We know that toddlers and hours of TV don’t really mix — too much screen time has been linked with obesity, social problems, and more.
But today in a new study in Pediatrics, researchers report specifically on the link between certain kinds of TV viewing and sleep problems in children ages three to five.
Researchers studied the “media diaries” of 612 families to look at when, what, and where kids were watching TV, playing video games or using the computer. They coded the shows for their content.
The average preschooler in this study had 73 minutes of screen time daily, with an average of 14 minutes after 7:00 p.m.
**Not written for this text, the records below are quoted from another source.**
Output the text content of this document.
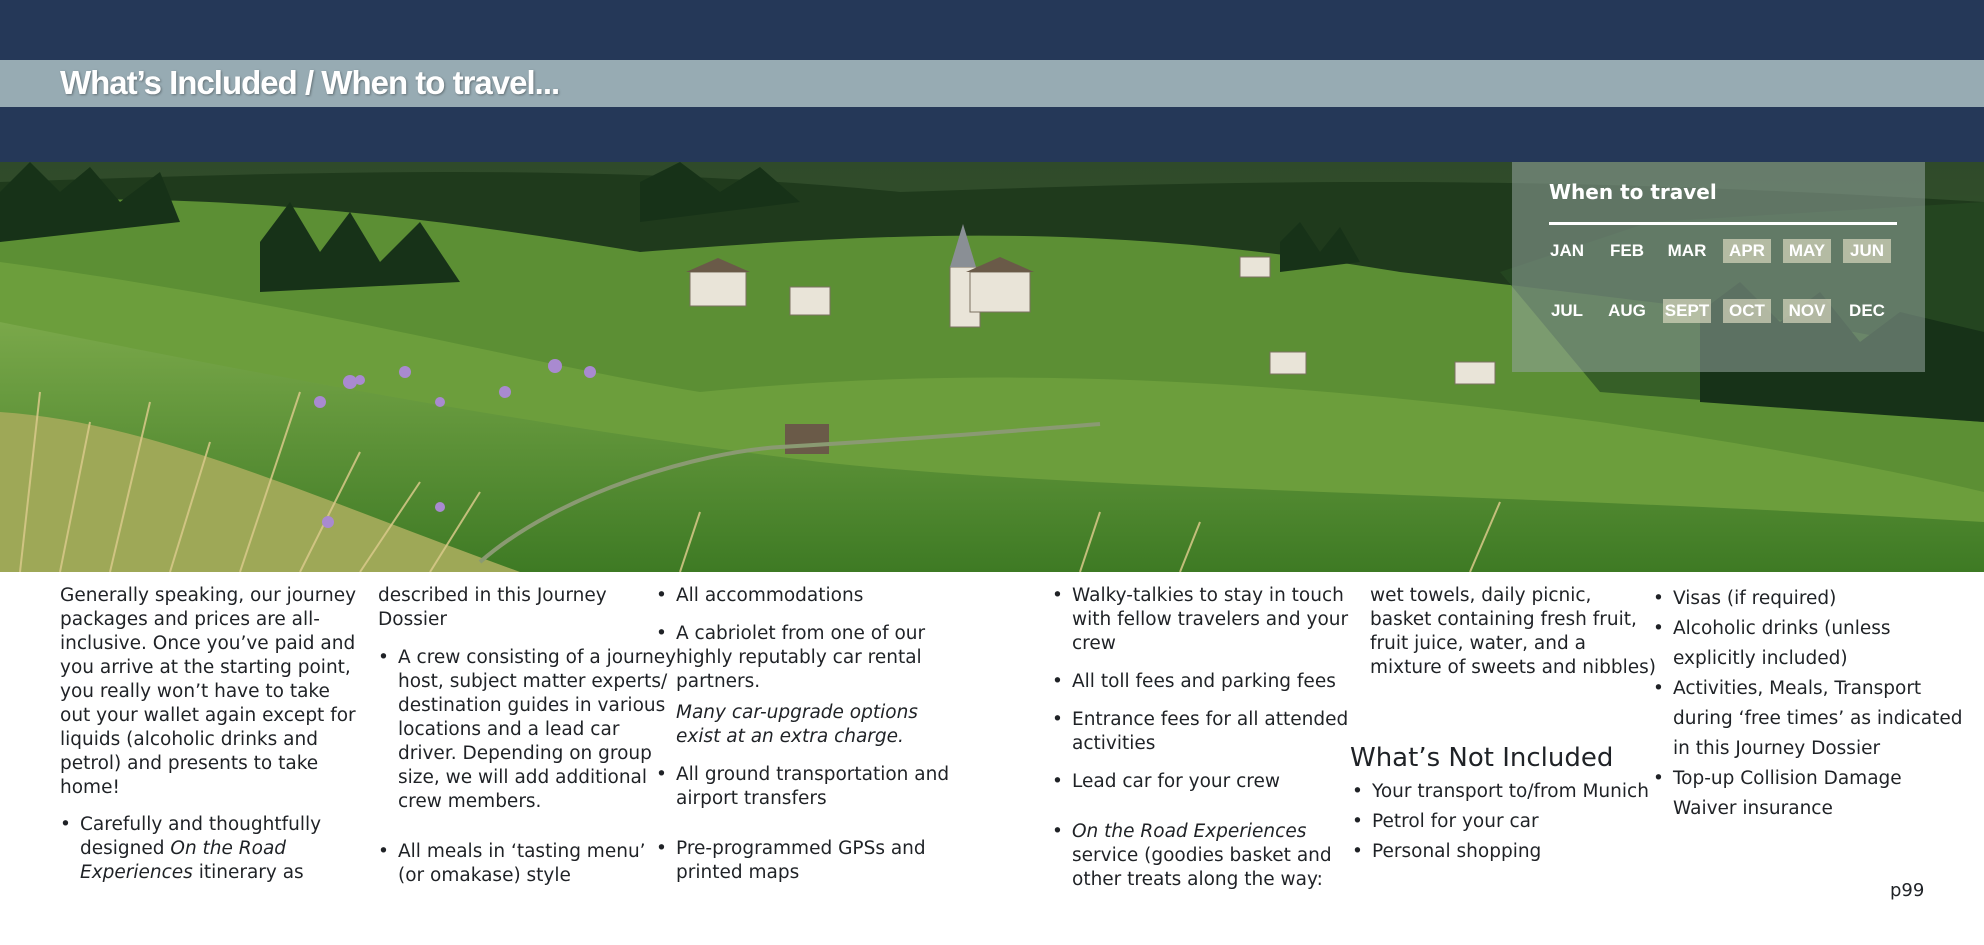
What’s Included / When to travel...
When to travel
JAN	FEB	MAR	APR	MAY	JUN
JUL	AUG	SEPT	OCT	NOV	DEC

Generally speaking, our journey

packages and prices are all-

inclusive. Once you’ve paid and

you arrive at the starting point,

you really won’t have to take

out your wallet again except for

liquids (alcoholic drinks and

petrol) and presents to take

home!

• Carefully and thoughtfully

designed On the Road

Experiences itinerary as

described in this Journey

Dossier

• A crew consisting of a journey

host, subject matter experts/

destination guides in various

locations and a lead car

driver. Depending on group

size, we will add additional

crew members.

• All meals in ‘tasting menu’

(or omakase) style

• All accommodations

• A cabriolet from one of our

highly reputably car rental

partners.

Many car-upgrade options

exist at an extra charge.

• All ground transportation and

airport transfers

• Pre-programmed GPSs and

printed maps

• Walky-talkies to stay in touch

with fellow travelers and your

crew

• All toll fees and parking fees

• Entrance fees for all attended

activities

• Lead car for your crew

• On the Road Experiences

service (goodies basket and

other treats along the way:

wet towels, daily picnic,

basket containing fresh fruit,

fruit juice, water, and a

mixture of sweets and nibbles)

What’s Not Included

• Your transport to/from Munich

• Petrol for your car

• Personal shopping

• Visas (if required)

• Alcoholic drinks (unless

explicitly included)

• Activities, Meals, Transport

during ‘free times’ as indicated

in this Journey Dossier

• Top-up Collision Damage

Waiver insurance

p99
But certain family TV habits made kids more likely to have a sleep problem, like difficulty falling asleep, waking in the night, nightmares, or daytime sleepiness:
Each evening hour of screen time was associated with a significant increase in sleep problems. That makes sense, since media use in the late evening before bed is also linked to sleep troubles in adults (partly because the light from screens sends a wake-up signal to the brain). Kids may have an equally hard time winding down with TV and especially close-range devices like iPads, or it could make them more likely to wake during the night.
Also, watching violent daytime shows upped the risk of sleep problems, as did having a TV in the child’s room (kids with TVs in their rooms watched an average of 40 minutes more TV per day).
Daytime non-violent TV didn’t affect sleep.
What are the parameters around TV in your house, and do they have anything to do with protecting your child’s sleep?